Chancellor George Osborne has confirmed that public sector employees will get up to £4 state pension back for every £1 extra National Insurance they pay.
In his Budget speech he said someone aged 40 when the single-tier pension is introduced who has always been contracted out will pay an extra £6,000 in National Insurance over the rest of their working life and will in return get an extra £24,000 state pension over the course of their retirement.
Confirming that the introduction of the single-tier pension is to be brought forward by a year to 2016, Osborne said: “Of course, if there’s no longer the old state second pension, there’s no longer anything to contract out of. For employers that means paying the same employer national insurance as those without defined benefit schemes.
“Private sector employers can adjust their pension benefits to accommodate the extra cost. Public sector employers will have to absorb the burden, as is always the case with tax changes.
“Any spending review in the next Parliament will, of course, take the £3.3 billion cost into account.
“As we have already made clear, public sector employees, and the relatively small number of private sector employees in defined benefit schemes, will from 2016 pay more national insurance then they do today.

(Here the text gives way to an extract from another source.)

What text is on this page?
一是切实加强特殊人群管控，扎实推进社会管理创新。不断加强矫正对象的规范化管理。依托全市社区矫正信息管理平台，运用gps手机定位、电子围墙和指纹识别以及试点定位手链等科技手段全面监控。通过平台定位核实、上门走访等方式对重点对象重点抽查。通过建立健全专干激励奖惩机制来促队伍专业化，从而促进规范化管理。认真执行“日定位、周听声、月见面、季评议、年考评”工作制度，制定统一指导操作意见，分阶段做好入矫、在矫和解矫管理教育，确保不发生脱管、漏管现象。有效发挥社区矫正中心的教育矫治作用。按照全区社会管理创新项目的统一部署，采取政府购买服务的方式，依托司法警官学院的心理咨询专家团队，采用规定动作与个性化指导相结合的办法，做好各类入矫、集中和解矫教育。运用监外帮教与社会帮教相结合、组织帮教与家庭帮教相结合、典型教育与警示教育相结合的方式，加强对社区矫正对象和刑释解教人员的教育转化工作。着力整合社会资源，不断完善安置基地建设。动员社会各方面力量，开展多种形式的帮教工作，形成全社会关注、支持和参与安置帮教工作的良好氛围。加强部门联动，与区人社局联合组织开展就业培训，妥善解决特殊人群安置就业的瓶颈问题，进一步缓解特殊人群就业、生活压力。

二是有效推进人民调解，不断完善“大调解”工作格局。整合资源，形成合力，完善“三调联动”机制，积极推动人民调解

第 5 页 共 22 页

“So they will pay the same rate of national insurance as the rest of the working population, and in return, they will get a larger state pension than before.
“For example, someone who is 40 years old when the single tier pension is introduced, and who has always been contracted out, will pay an extra £6,000 in national insurance over the rest of their working life – and in return get an extra £24,000 in state pension over the course of their retirement. That’s a fair deal. And it’s a progressive pension reform.”